President Uhuru Kenyatta on 24th August 2016 signed into law a bill that caps interest rates for bank lending and deposits. The bill dropped lending rates to 15 per cent in reference to the 10.5 per cent key lending rate. The current commercial bank lending rates average 20 per cent with others to the highs of up to 24 per cent depending on the risks involved. Following the decision, Shares in Kenyan banks suffered their worst falls in years as investors reacted to President Uhuru Kenyatta’s unexpected decision to sign legislation capping interest rates on loans and deposits. KCB, fell 9.9 per cent, its biggest decline in 13 years, to Ks29.50, the lowest level in almost four years. The Co-operative Bank fell 10 per cent, its biggest fall ever, to Ks11.95 shillings and Barclays Kenya fell 8.75 per cent to Ks8.85 during the same week.
The law has been seen as an effort by the law makers to introduce consumer protection measures and to reduce the discretion of the banking and financial institutions in interest charged for loans .As a property investor in Kenya, what does the bill therefore mean for you?
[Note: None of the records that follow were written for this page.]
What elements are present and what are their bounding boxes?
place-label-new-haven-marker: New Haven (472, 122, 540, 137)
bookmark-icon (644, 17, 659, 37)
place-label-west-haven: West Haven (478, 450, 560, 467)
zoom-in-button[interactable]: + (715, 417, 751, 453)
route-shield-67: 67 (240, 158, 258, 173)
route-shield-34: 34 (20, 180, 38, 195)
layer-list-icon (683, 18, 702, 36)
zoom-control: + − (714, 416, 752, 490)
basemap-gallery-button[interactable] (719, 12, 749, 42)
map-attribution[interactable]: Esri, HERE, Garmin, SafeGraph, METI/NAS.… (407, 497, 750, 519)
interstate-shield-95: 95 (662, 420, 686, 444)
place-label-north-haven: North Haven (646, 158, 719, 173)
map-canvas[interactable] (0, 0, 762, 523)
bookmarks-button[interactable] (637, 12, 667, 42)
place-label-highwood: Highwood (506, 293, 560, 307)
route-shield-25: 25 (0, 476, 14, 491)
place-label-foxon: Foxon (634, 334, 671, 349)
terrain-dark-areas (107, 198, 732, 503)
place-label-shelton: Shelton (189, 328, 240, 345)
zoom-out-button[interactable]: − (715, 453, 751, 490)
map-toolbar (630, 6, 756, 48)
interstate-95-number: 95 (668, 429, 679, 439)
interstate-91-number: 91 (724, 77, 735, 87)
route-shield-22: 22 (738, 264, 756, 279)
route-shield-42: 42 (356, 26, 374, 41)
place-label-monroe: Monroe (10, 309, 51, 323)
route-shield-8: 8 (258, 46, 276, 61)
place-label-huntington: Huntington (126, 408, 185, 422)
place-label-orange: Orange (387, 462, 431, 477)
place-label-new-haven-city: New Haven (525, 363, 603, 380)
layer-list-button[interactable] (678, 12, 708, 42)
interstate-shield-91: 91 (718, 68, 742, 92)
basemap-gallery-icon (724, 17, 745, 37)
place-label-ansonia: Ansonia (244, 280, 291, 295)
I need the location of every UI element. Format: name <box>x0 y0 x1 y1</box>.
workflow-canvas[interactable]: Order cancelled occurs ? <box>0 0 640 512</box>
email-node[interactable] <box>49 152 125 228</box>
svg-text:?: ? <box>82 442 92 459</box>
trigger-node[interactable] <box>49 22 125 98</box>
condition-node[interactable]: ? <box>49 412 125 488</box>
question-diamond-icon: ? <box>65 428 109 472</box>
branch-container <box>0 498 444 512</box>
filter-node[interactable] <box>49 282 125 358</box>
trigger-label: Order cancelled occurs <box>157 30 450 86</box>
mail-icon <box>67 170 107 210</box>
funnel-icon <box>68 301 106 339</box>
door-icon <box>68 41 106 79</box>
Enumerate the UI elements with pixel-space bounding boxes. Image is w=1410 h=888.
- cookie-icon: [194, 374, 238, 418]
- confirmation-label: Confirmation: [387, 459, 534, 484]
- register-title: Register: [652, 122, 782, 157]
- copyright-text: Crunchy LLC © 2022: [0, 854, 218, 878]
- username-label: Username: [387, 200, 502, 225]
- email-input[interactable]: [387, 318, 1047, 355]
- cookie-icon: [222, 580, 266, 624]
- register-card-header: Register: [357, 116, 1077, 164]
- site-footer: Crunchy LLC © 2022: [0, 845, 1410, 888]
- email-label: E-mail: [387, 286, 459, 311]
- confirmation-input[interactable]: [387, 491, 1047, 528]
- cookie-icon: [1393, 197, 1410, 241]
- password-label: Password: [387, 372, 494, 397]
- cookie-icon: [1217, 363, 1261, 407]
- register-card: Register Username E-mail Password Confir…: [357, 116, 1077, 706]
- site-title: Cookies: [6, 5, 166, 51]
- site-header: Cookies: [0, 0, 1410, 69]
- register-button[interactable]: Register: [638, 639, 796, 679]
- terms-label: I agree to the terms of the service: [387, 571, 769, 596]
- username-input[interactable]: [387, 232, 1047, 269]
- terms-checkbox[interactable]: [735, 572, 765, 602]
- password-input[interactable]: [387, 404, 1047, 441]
Section 31A of the Banking Act requires a financial institution that will provide loans for your development project to explain to you the interest rate charges and duration of payment. This will equip you with the knowledge you require to decide on whether you can afford to take up the loan in the first place based on the fact that you will now have an accurate view of you obligations and the terms of borrowing. As a developer, this knowledge will also come in handy when you need to compare loan offers across several banks before settling on a particular institution. This transparency is said to go a long way in restoring the trust of the “common mwananchi” to the banks, which has been declining in the past following the collapse of banking institutions like Imperial Bank and receivership of Chase Bank.
Section 33B (1) (a) of the Act enables you as a real estate developer seeking a loan, to predict the possible maximum interest on a loan you want to take using the base rate, as would be declared by the Central Bank at the time of lending. This act restricts banking and financial institutions from setting their own interest rates for loans. The Act specifically states that no banking institution should issue a loan and charge an interest rate that is more than 4 percentage points above a base rate set by the Central Bank of Kenya. This therefore means that banks will no longer have different rates for different borrowers, therefore providing predictability.
The law also calls for criminal punishment to violations of the Banking Amendments Act of 2015 for both the borrower and the banking institution. Criminal sanctions are attached to banks in case of prohibition of this law. The law states that a person who enters into an agreement or arrangement to borrow or lend at an interest rate in excess of that prescribed and any contravention of the provisions commits an offence which is punishable by a fine of not less than KES 1 million and/or imprisonment for a term of not less than 1 year.
The Bill has however received opposition from The Kenya Bankers Association with banks saying that such a cap would force them to stop lending to high-risk borrowers. The body further illustrates that there will be no free movement and pricing of labor, capital, goods and services, otherwise referred to as free markets, which usually tends to be strongly correlated with stronger economic growth and prosperity. They further argued that the bill will cripple small and medium enterprises (SMEs) which depend on financial support from banks resulting in interrupted enterprise development, poor performance and unemployment.
Analysts have however said they would only be able to determine the longer term impact on the industry once the central bank publishes details of how the bill would be implemented and whether existing loans would be affected.